KNICKS 105, PACERS 79

NEW YORK — Carmelo Anthony scored 32 points, 16 during a 30-2 New York onslaught in the second half, and the Knicks beat the Indiana Pacers 105-79 to even the best-of-seven Eastern Conference semifinal series at 1-1.

“I think for the most part, from the start of the game and throughout the whole game, I think we played with a sense of urgency today,” Anthony said. “We played the way we’ve been playing as far as competing at the highest level.”

Iman Shumpert added 15 points, including a sensational follow dunk in the first half, as the Knicks turned a close game into a rout over the final 15 minutes.

Paul George scored 20 points for the Pacers, who had a two-point lead when coach Frank Vogel called timeout with a little more than three minutes left in the third quarter.

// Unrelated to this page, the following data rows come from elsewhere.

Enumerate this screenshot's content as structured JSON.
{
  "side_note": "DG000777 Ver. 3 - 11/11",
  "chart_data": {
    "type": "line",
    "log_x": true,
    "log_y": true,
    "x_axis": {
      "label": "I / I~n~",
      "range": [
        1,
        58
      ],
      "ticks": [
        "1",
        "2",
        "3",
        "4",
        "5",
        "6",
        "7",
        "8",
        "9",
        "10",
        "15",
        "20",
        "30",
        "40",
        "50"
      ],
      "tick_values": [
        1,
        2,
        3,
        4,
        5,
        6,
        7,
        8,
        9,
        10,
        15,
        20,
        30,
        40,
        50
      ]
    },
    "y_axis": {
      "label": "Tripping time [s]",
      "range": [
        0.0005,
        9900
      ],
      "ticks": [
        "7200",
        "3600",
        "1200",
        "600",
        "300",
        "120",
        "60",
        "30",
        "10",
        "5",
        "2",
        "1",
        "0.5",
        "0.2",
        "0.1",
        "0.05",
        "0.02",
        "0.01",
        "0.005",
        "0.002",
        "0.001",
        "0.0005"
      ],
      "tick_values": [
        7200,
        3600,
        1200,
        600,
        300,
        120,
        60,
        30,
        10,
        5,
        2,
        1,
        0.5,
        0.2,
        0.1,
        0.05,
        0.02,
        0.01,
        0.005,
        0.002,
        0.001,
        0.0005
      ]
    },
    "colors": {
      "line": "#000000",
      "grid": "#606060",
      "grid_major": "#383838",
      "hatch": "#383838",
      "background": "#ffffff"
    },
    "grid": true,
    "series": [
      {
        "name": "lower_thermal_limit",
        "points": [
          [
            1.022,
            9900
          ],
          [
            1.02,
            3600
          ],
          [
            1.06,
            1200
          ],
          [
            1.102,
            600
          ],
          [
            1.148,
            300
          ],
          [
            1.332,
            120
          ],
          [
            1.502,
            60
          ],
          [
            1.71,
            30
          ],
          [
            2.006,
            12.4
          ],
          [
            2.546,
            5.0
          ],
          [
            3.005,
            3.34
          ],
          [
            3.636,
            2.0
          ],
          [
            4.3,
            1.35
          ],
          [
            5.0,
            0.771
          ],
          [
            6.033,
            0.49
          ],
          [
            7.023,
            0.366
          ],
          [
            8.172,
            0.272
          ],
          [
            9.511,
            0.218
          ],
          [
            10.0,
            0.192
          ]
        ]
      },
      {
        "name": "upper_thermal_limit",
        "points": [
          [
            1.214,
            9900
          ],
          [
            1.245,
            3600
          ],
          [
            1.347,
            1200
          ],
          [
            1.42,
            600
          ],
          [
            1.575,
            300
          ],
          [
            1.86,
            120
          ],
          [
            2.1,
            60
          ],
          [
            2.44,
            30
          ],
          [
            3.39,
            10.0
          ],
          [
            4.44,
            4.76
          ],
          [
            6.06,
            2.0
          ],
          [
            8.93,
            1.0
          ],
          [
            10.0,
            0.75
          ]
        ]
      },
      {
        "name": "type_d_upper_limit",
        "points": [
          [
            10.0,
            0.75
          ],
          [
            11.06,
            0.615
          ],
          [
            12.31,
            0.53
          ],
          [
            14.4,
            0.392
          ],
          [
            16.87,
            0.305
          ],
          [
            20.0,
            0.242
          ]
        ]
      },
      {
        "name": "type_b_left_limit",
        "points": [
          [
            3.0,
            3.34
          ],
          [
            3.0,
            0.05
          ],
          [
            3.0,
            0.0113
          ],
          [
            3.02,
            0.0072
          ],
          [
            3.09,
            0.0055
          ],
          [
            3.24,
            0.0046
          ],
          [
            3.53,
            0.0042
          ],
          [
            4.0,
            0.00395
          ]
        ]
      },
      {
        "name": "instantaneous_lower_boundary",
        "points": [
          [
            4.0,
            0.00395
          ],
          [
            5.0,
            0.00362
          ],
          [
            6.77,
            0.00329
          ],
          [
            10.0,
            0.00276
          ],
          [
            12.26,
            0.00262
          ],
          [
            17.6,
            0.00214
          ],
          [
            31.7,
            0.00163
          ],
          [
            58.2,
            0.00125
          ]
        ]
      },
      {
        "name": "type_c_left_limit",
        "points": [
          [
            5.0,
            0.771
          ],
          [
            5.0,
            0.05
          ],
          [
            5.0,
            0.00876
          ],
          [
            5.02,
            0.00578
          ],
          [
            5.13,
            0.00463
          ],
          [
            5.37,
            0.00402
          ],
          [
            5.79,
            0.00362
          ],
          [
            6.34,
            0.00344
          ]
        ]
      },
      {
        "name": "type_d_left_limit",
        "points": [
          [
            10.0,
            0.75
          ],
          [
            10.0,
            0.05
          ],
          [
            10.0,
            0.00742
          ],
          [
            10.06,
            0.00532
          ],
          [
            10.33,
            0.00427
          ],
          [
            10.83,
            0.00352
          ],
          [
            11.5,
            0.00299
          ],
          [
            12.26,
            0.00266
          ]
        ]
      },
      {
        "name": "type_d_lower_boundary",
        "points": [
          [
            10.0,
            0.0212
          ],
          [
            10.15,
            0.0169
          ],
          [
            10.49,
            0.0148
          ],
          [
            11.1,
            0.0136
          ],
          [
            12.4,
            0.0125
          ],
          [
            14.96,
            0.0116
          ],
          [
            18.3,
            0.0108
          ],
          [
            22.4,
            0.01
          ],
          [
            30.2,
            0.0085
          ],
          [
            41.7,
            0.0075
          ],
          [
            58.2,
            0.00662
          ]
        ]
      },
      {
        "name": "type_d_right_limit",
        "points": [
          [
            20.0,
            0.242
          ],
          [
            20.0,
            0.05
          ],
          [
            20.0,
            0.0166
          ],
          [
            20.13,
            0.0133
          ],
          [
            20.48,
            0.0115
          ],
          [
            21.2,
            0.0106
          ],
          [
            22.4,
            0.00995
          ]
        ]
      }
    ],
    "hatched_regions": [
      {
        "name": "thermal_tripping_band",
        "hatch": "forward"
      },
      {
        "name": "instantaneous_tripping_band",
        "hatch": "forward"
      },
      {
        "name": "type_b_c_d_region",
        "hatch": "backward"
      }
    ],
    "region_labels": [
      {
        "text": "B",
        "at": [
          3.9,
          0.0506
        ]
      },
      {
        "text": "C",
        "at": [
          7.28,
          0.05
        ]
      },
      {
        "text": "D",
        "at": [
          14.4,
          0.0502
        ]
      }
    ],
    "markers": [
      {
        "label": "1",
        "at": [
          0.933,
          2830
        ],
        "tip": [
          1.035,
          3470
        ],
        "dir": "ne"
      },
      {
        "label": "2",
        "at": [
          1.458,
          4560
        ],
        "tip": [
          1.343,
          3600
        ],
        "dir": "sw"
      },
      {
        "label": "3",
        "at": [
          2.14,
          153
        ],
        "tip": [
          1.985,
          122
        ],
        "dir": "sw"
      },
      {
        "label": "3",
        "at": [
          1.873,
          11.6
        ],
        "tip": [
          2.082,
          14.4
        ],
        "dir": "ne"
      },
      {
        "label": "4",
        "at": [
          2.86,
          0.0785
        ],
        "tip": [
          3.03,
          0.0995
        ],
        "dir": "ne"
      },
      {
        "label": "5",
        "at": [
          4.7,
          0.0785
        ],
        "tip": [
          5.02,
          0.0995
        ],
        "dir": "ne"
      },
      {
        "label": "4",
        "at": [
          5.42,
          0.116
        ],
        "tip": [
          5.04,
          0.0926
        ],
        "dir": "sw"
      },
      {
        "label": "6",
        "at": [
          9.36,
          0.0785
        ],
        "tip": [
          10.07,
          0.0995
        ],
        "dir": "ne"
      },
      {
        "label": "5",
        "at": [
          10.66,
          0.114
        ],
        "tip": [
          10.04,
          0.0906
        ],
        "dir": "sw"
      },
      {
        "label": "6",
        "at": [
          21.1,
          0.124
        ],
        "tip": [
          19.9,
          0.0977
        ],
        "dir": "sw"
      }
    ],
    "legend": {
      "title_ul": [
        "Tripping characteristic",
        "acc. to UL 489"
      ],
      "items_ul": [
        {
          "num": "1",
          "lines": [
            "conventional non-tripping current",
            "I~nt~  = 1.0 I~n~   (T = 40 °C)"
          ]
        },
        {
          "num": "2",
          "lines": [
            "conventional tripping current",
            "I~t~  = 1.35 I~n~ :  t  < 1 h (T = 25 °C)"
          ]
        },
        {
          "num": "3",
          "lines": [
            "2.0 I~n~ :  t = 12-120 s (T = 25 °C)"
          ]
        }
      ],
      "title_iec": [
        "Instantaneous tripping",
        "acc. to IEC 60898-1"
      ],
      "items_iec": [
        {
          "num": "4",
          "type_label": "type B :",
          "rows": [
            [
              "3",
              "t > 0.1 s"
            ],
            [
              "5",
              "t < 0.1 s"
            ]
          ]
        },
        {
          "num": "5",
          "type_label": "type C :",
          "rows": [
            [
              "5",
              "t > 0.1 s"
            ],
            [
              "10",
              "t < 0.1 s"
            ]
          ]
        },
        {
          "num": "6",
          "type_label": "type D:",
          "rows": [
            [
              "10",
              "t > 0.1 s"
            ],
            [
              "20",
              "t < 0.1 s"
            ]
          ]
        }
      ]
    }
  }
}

By the time the Pacers got on the board in the final period, the Knicks had opened a 26-point advantage.

“We kept getting stop after stop and then we would rebound the ball and get it up and our offense began to flow like old times,” Knicks coach Mike Woodson said. “It was kind of nice to see.”

Game 3 is Saturday at Indianapolis.

It was New York’s largest margin of victory in the postseason since a 109-75 rout of Detroit on April 24, 1992.